The exception: if the sum of the "under fives" starts to hurt (for example, someone covering five bags of bread in a week), it gets moved into the common pot and the contribution gets adjusted. The rule protects living together, not penny-perfect printing.
5. A clean exit: the protocol for the flatmate who leaves
The fifth rule is the most forgotten and the one that causes the most conflict. When someone leaves the flat (moves back to their city, finds another place, breaks up with their partner), everything gets closed out on the day they hand over the keys. You look at the ledger, calculate the final balance, transfer what's owed and return their share of any pending deposit. Nothing gets left "to talk about when we see each other again."

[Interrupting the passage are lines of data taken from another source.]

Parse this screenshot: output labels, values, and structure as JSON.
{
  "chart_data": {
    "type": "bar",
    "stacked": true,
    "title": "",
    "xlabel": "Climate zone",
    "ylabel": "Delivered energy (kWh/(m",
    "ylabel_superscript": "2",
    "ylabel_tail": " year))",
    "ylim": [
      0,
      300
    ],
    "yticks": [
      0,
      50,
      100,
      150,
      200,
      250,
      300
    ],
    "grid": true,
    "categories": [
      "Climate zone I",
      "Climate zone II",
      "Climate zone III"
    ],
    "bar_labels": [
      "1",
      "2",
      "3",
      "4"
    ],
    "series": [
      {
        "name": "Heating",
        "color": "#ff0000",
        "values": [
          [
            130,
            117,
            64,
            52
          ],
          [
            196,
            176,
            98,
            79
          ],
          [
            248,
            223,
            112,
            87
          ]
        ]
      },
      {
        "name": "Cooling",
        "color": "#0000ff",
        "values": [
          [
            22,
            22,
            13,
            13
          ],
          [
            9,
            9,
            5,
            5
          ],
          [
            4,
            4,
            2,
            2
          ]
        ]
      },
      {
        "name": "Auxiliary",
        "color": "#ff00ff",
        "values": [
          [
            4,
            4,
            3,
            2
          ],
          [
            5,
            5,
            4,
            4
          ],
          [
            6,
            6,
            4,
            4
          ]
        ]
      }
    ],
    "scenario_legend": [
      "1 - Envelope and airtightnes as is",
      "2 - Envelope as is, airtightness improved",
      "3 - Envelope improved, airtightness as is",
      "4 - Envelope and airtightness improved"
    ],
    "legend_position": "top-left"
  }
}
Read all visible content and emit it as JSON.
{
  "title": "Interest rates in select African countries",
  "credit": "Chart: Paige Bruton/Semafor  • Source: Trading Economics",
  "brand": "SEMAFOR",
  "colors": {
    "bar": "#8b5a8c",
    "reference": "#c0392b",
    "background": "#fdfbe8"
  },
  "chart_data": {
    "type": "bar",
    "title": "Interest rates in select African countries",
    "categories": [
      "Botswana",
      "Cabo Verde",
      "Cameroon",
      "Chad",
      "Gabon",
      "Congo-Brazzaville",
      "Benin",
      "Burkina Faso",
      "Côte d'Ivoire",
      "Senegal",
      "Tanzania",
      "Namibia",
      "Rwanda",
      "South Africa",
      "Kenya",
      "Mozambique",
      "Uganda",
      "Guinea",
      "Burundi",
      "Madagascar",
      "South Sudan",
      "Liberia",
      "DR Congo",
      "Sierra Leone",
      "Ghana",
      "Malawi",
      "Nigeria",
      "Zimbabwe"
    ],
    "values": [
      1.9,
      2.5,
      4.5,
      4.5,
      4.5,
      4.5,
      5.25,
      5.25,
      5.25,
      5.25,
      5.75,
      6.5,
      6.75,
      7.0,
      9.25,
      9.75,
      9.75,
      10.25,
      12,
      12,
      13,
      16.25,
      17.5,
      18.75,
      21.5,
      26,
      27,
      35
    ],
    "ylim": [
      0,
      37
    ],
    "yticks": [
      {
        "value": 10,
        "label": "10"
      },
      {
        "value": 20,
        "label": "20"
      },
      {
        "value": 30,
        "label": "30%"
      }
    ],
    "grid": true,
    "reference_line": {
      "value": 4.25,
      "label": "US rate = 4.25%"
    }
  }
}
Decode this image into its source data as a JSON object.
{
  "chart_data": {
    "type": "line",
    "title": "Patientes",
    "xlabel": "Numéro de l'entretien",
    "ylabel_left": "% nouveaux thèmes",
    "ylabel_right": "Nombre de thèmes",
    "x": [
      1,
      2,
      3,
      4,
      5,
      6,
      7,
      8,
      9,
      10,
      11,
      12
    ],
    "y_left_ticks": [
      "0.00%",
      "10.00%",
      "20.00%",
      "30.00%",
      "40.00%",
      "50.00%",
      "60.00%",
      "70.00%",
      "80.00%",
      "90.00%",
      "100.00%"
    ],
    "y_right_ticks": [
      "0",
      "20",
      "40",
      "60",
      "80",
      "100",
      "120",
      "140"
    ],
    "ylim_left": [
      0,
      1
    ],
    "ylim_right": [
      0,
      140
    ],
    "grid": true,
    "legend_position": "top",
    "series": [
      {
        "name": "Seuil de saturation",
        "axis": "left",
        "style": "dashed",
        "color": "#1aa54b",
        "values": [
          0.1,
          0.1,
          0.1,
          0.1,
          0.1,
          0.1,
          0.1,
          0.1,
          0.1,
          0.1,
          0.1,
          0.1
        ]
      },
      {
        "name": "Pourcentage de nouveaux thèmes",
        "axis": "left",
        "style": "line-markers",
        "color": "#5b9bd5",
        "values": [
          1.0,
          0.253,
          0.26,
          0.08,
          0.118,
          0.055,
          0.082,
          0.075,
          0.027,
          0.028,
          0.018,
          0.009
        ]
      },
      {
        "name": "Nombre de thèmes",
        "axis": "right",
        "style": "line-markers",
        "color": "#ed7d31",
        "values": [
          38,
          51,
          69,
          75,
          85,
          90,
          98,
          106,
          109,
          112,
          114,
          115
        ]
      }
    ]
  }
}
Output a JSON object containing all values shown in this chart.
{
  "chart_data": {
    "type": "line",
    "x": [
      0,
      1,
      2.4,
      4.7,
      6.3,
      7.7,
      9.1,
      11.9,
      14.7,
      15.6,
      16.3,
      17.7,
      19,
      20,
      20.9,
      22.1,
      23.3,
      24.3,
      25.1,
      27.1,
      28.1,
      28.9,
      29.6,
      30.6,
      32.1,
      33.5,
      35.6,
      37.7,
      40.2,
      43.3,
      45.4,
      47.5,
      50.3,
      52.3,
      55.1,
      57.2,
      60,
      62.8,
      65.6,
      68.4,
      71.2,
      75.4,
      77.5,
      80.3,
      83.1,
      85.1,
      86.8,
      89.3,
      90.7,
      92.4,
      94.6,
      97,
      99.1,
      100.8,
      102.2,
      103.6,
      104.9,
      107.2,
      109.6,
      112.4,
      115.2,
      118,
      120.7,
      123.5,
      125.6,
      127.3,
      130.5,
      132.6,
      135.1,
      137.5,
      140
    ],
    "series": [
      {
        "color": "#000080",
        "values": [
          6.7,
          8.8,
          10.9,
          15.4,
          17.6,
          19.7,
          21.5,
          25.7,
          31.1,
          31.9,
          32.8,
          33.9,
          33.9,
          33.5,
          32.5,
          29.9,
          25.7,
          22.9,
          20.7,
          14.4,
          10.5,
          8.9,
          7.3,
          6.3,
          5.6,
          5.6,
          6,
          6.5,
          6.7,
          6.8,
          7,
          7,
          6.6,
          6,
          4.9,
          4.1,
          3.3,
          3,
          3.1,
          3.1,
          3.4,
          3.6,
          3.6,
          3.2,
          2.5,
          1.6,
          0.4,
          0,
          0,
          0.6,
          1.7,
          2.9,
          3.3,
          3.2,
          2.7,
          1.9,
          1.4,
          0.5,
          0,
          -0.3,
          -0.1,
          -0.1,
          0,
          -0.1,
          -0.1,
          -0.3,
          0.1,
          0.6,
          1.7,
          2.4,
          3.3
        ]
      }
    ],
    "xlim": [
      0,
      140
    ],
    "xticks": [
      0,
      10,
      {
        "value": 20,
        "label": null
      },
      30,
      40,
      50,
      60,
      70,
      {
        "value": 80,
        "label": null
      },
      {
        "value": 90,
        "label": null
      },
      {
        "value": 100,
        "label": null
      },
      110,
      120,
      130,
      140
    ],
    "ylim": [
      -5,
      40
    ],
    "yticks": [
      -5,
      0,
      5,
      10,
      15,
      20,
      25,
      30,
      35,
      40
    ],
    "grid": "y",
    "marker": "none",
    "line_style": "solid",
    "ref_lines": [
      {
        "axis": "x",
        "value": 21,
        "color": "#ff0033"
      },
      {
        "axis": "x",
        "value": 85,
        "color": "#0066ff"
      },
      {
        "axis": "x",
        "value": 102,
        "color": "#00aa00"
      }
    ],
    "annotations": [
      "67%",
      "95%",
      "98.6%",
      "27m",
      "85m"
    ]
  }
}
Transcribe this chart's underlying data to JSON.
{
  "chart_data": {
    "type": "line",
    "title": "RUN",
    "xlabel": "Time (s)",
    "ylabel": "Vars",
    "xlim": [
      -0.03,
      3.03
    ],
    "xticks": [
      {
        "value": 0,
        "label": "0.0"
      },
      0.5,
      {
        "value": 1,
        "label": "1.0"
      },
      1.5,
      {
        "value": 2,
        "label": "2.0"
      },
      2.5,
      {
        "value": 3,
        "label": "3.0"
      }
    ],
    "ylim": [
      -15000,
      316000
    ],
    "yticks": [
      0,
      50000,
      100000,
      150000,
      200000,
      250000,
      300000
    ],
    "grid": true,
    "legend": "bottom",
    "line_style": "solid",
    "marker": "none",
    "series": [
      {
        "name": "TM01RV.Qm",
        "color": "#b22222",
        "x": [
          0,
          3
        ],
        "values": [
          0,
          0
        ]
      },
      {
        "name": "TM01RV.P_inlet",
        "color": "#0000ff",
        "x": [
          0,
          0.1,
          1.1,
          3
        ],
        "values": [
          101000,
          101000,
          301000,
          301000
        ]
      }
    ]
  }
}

The reason is brutally practical: after leaving, that flatmate no longer answers your messages with the same speed, you don't answer theirs with the same speed, and the flat enters a new cycle of expenses the departed one no longer fits into. Any pending amount turns into an emotional invoice. Settling on the day of departure is the difference between keeping the friendship or not.
The problem nobody usually lists: lagging utilities
There's a quiet problem nobody talks about that eats friendships in silence: utility bills arrive late. The electricity bill covering November and December might arrive in February, when there's already a different flatmate. The gas consumed between January and March shows up at the end of April, when two people have moved out. If it isn't handled at the moment of the expense (logging the period covered, not the date of the bill), it becomes an impossible mess to divide.
The solution is to always log the consumption period, not the date of the bank charge. And if someone leaves in the middle, you prorate by days. It's the only way for rule number 5 to actually work.
How to close the system without becoming an accountant
The five rules need a single ledger. They can be set up in a shared Excel, a notebook or a napkin, but all those options depend on someone keeping it up to date and, after three months on duty, that someone starts to hate their flatmates. That's why most flats end up switching to a tool that splits automatically: each person logs the expenses as they make them, the system calculates the balances, rounds the cents by largest remainder instead of by truncation (so nobody always pays the tenth of the charge) and at month-end each person sees what they have to transfer and to whom.
Any decent system should give you shared logging, automatic splitting and a clean close-out. ControlarGastos does exactly that. What matters isn't the brand: it's that the ledger stops depending on the monthly willingness of just one of you.
Living together is cared for with a system, not with good vibes
Popular intuition says a good flatshare depends on the "good vibes" between the people. Popular intuition is wrong. Good vibes are kept up precisely when there are fewer reasons to lose them, and the reasons are almost always money badly split. Five rules, applied with the boring discipline of whoever-applies-them-doesn't-have-to-think-about-them-again, are what make the four of you still meet up for a drink three years later. Everything else is luck, and luck runs out.